Divergence detection
The script plots four divergence types using pivot highs and lows on both price and the oscillator. Lookbacks are set by lbL and lbR .
• Regular bullish : price lower low, oscillator higher low. Possible downside exhaustion.
• Hidden bullish : price higher low, oscillator lower low. Bias to trend continuation up.
• Regular bearish : price higher high, oscillator lower high. Possible upside exhaustion.
• Hidden bearish : price lower high, oscillator higher high. Bias to trend continuation down.
Labels: ℝ for regular, ℍ for hidden. Green for bullish, red for bearish.
Candle coloring
• Optional bar painting: green when the oscillator is above 0, red when below 0. This is for visual scanning only.
Strengths
• Adaptive sensitivity via a rolling impulse window that responds to genuine bursts.
• Configurable MA core so you can match responsiveness to the instrument.
• Zero-centered scale for simple regime reads with 0 as a clear bias line.
• Built-in regular and hidden divergence mapping.
• Flexible across symbols and timeframes once tuned.
Limitations and cautions
• Trends can remain extended. Treat extremes as context rather than automatic reversal signals.
• Divergence quality depends on pivot lookbacks. Short lookbacks give more signals with more noise. Long lookbacks reduce noise but add lag.

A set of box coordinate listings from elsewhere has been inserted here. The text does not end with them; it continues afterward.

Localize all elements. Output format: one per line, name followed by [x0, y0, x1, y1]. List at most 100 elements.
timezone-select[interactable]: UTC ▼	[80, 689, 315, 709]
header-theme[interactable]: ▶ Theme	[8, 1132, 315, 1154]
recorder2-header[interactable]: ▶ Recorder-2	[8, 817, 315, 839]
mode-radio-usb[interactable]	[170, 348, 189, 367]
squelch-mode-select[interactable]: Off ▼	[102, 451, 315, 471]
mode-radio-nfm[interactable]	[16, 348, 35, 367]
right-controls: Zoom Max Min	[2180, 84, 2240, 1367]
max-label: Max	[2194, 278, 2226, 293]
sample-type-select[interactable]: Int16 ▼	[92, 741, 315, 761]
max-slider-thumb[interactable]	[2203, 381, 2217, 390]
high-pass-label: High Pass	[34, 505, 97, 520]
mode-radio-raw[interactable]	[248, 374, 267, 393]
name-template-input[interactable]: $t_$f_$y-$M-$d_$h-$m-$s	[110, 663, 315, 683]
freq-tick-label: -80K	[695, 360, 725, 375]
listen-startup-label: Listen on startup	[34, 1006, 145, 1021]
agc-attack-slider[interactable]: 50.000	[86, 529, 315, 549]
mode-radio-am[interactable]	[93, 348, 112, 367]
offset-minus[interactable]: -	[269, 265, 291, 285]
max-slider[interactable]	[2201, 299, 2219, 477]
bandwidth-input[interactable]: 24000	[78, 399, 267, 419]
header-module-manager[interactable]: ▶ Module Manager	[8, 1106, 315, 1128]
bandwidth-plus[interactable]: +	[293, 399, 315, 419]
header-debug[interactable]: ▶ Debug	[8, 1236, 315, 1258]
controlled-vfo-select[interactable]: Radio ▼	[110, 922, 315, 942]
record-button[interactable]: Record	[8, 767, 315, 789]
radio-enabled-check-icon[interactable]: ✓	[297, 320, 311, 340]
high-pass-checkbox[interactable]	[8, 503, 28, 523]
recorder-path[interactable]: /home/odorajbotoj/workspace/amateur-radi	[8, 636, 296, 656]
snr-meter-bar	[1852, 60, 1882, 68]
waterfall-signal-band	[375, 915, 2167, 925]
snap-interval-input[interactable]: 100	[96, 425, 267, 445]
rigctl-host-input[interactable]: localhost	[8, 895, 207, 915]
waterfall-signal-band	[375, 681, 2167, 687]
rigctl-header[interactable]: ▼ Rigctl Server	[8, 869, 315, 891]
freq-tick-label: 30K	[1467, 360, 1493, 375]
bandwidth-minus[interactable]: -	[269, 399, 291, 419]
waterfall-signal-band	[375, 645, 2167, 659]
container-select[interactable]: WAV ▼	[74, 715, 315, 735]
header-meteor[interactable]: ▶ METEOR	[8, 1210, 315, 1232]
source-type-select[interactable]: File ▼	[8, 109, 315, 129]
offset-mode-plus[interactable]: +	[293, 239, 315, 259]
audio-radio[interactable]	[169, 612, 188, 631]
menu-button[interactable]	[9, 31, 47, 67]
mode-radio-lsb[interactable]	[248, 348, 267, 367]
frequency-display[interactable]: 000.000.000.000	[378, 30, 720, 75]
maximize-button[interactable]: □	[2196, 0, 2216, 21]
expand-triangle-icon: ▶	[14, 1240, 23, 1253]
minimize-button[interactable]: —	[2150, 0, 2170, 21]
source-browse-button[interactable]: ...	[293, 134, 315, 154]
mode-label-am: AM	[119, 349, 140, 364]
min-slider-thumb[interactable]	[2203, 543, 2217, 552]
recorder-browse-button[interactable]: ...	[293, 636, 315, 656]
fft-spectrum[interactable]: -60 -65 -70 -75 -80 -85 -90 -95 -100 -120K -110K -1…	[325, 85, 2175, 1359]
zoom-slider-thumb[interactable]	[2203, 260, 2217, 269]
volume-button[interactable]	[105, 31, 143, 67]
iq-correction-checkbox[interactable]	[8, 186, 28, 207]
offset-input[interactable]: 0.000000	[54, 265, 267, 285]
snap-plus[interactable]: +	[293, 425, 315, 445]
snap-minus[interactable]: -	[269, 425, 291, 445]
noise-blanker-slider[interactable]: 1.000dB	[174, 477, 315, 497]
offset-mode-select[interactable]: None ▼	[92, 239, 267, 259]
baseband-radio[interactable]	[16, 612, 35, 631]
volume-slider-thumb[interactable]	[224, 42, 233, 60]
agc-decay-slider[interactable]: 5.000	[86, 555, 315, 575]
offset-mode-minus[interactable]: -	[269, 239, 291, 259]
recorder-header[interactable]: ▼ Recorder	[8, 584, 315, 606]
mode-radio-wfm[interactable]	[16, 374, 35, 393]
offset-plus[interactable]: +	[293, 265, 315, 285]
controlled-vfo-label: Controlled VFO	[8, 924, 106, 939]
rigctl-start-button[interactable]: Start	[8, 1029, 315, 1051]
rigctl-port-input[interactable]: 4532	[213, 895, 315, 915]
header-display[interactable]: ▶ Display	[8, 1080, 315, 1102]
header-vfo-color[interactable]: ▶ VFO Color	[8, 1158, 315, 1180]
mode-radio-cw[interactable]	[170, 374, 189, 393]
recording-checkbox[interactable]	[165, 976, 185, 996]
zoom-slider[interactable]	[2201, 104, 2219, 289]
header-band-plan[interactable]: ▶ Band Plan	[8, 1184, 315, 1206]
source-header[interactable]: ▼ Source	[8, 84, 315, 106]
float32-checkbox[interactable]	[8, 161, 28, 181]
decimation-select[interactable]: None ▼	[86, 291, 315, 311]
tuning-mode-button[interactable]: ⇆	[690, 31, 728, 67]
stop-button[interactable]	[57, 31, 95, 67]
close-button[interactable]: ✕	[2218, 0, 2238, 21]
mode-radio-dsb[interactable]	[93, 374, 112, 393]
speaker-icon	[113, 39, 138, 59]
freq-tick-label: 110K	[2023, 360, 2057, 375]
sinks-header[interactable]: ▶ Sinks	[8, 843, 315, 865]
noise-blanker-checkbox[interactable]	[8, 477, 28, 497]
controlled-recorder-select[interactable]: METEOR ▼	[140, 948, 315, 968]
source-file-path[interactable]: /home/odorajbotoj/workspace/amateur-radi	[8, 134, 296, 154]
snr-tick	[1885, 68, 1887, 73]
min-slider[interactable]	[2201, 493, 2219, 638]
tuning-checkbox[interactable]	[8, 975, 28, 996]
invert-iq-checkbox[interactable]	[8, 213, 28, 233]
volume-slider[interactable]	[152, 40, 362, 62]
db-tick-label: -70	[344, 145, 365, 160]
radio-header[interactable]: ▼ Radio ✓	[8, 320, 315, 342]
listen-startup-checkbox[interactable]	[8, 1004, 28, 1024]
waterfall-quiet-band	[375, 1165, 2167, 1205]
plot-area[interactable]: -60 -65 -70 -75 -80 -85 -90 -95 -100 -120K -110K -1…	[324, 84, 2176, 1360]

• Double smoothing can delay zero-line transitions. Balance smoothness and timeliness.
Practical usage ideas
• Regime filter : only take long setups from your separate method when the oscillator is above 0, shorts when below 0.
• Pullback confirmation : in uptrends, look for dips that hold above 0 or turn up from 0 to 40. Reverse for downtrends.
• Divergence as a heads-up : wait for a zero-line cross or a price trigger before acting on divergence.
• Sensitivity tuning : start with rsi_sen 2 to 5 on faster timeframes, increase slightly on slower charts.
Alerts
• MA-A RSI Long : oscillator crosses above 0.
• MA-A RSI Short : oscillator crosses below 0.
Use these as bias or timing aids, not standalone trade commands.
Settings quick reference
• Calculation : Price Source, Calculation Type, Calculation Period, Sensitivity.
• Smoothing : Smoothing Type, Smoothing Length, Use Extra Smoothing.
• UI : Show Oscillator, Paint Candles, Show Static High and Low Levels.
• Divergences : Pivot Lookback Left and Right, Div Signal Length, Show Detected Divergences.
Final thoughts
This tool reframes RSI by extracting strong short-term impulses and averaging them with a moving-average model of your choice, then presenting a zero-centered output for clear regime reads. Pair it with your structure, risk and execution process, and tune sensitivity and smoothing to the market you trade.